Robert Bolt (Robert Oxton Bolt) Biography
(1924–95), (Robert Oxton Bolt), Flowering Cherry, The Tiger and the Horse, Vivat, Vivat Regina
British dramatist, born and educated in Manchester, the son of a shopkeeper. He was working as a schoolmaster when his Flowering Cherry was performed in London in 1957. That play, about a salesman who impotently dreams of escape to the country, was followed by The Tiger and the Horse (1960), which reflected Bolt's own involvement in anti-nuclear politics. Vivat, Vivat Regina (1970) and State of Revolution (1977), respectively involving Elizabeth's destruction of Mary, Queen of Scots and the compromises forced on the Bolsheviks after their seizure of power, both achieved modest success; but Bolt's most enduring play has proved to be his study of Thomas More, A Man for All Seasons (1960). This shows More's at first affectionate relationship with Henry VIII, his resignation as Chancellor and ‘eloquent silence’ after the King's divorce, remarriage, and rejection of the ‘Bishop of Rome’, his refusal to deny the spiritual authority of the pope, his imprisonment, trial, conviction, and execution.
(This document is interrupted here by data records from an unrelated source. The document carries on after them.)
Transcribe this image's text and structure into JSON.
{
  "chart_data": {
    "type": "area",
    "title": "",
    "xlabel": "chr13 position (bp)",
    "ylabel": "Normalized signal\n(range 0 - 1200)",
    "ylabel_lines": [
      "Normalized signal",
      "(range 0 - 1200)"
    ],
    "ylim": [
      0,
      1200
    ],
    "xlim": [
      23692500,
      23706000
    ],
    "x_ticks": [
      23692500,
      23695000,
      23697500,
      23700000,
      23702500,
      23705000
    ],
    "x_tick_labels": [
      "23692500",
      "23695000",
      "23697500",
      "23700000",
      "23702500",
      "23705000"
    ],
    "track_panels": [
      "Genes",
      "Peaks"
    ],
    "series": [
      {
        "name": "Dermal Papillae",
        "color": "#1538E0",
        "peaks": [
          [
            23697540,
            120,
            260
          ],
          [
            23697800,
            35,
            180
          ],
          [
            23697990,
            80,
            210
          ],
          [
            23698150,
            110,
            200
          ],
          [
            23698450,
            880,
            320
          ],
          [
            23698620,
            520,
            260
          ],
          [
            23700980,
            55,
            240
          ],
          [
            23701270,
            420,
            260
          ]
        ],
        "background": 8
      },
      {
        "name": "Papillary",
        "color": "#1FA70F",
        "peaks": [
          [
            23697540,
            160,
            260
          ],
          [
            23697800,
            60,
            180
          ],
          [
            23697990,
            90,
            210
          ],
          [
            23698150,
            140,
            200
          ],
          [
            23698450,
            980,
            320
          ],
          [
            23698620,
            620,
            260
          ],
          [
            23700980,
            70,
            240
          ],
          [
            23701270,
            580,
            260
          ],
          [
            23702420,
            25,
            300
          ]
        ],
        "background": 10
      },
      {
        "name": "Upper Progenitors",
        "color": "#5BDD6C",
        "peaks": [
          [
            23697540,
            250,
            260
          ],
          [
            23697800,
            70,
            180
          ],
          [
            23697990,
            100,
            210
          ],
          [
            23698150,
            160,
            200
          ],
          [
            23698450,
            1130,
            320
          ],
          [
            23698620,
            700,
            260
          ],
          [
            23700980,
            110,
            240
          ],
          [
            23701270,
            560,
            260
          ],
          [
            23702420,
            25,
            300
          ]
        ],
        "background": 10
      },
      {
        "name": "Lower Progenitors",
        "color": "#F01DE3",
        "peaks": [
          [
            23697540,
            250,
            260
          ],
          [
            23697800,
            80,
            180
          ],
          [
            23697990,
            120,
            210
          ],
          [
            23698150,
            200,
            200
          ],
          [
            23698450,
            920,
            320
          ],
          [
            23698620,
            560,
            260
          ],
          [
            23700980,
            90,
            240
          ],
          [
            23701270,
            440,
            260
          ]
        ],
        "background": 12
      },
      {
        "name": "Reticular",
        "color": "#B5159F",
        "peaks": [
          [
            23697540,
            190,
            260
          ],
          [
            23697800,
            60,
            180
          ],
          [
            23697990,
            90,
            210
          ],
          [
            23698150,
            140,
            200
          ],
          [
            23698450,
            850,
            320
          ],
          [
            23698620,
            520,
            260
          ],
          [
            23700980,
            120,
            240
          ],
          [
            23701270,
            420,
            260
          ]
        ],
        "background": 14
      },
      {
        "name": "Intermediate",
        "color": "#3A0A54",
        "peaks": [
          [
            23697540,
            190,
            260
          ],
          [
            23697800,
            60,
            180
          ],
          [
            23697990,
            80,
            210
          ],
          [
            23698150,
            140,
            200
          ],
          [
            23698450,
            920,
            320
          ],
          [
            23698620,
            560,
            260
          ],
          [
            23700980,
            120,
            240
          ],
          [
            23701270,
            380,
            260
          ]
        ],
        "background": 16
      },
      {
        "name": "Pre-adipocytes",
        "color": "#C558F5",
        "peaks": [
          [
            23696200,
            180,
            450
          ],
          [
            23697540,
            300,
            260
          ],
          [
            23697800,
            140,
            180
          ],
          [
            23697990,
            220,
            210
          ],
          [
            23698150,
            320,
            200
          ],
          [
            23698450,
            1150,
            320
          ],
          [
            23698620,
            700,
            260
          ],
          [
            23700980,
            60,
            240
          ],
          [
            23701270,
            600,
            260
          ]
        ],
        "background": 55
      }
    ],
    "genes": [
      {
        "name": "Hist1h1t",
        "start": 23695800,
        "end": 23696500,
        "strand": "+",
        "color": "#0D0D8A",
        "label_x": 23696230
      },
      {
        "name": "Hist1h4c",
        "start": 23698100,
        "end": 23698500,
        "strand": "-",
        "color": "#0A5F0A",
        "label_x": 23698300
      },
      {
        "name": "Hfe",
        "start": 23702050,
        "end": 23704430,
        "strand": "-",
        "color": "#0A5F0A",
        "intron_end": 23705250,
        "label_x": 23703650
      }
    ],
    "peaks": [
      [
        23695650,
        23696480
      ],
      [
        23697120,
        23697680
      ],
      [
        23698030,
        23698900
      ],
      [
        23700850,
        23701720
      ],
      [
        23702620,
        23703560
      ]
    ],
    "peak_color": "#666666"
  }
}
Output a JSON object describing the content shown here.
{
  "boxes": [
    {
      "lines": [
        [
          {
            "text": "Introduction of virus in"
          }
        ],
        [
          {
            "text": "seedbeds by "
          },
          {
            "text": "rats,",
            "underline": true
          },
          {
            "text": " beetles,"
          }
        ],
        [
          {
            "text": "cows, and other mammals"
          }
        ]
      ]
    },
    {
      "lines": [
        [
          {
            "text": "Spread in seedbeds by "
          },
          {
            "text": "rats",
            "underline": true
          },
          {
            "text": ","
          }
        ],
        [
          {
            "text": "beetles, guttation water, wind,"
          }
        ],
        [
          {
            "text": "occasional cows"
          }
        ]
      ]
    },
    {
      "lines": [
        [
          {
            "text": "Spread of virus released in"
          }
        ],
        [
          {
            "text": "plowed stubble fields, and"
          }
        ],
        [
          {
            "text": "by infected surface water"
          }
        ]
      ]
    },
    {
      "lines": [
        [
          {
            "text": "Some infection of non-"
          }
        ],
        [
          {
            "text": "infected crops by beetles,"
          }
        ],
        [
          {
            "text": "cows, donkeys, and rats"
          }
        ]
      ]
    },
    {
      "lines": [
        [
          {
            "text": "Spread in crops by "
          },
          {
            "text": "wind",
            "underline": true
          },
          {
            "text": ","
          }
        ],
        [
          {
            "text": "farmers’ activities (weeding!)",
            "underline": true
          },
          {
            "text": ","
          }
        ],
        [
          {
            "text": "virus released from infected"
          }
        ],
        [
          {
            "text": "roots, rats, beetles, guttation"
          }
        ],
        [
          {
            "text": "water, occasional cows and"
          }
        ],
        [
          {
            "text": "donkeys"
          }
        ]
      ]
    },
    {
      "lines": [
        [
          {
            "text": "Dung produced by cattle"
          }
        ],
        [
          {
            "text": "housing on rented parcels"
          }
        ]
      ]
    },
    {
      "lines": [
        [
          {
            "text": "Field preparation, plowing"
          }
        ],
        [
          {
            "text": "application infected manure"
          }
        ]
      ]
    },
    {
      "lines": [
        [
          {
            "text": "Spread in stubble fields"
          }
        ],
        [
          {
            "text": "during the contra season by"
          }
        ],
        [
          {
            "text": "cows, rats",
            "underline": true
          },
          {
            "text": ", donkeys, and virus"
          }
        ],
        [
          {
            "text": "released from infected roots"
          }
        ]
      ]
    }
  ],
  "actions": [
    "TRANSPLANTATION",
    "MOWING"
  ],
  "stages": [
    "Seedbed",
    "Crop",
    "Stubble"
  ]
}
Telling all this in a somewhat Brechtian style, with a character called the ‘Common Man’ as occasional narrator and commentator, Bolt substantially fulfils his declared aim as a dramatist, which is to combine thoughtfulness with theatricality, a degree of moral subtlety with an audience's ‘straightforward, childlike, primitive desire to know’. He has also written several important screenplays, notably for Lawrence of Arabia and Dr Zhivago, as well as for the film of his own A Man for All Seasons.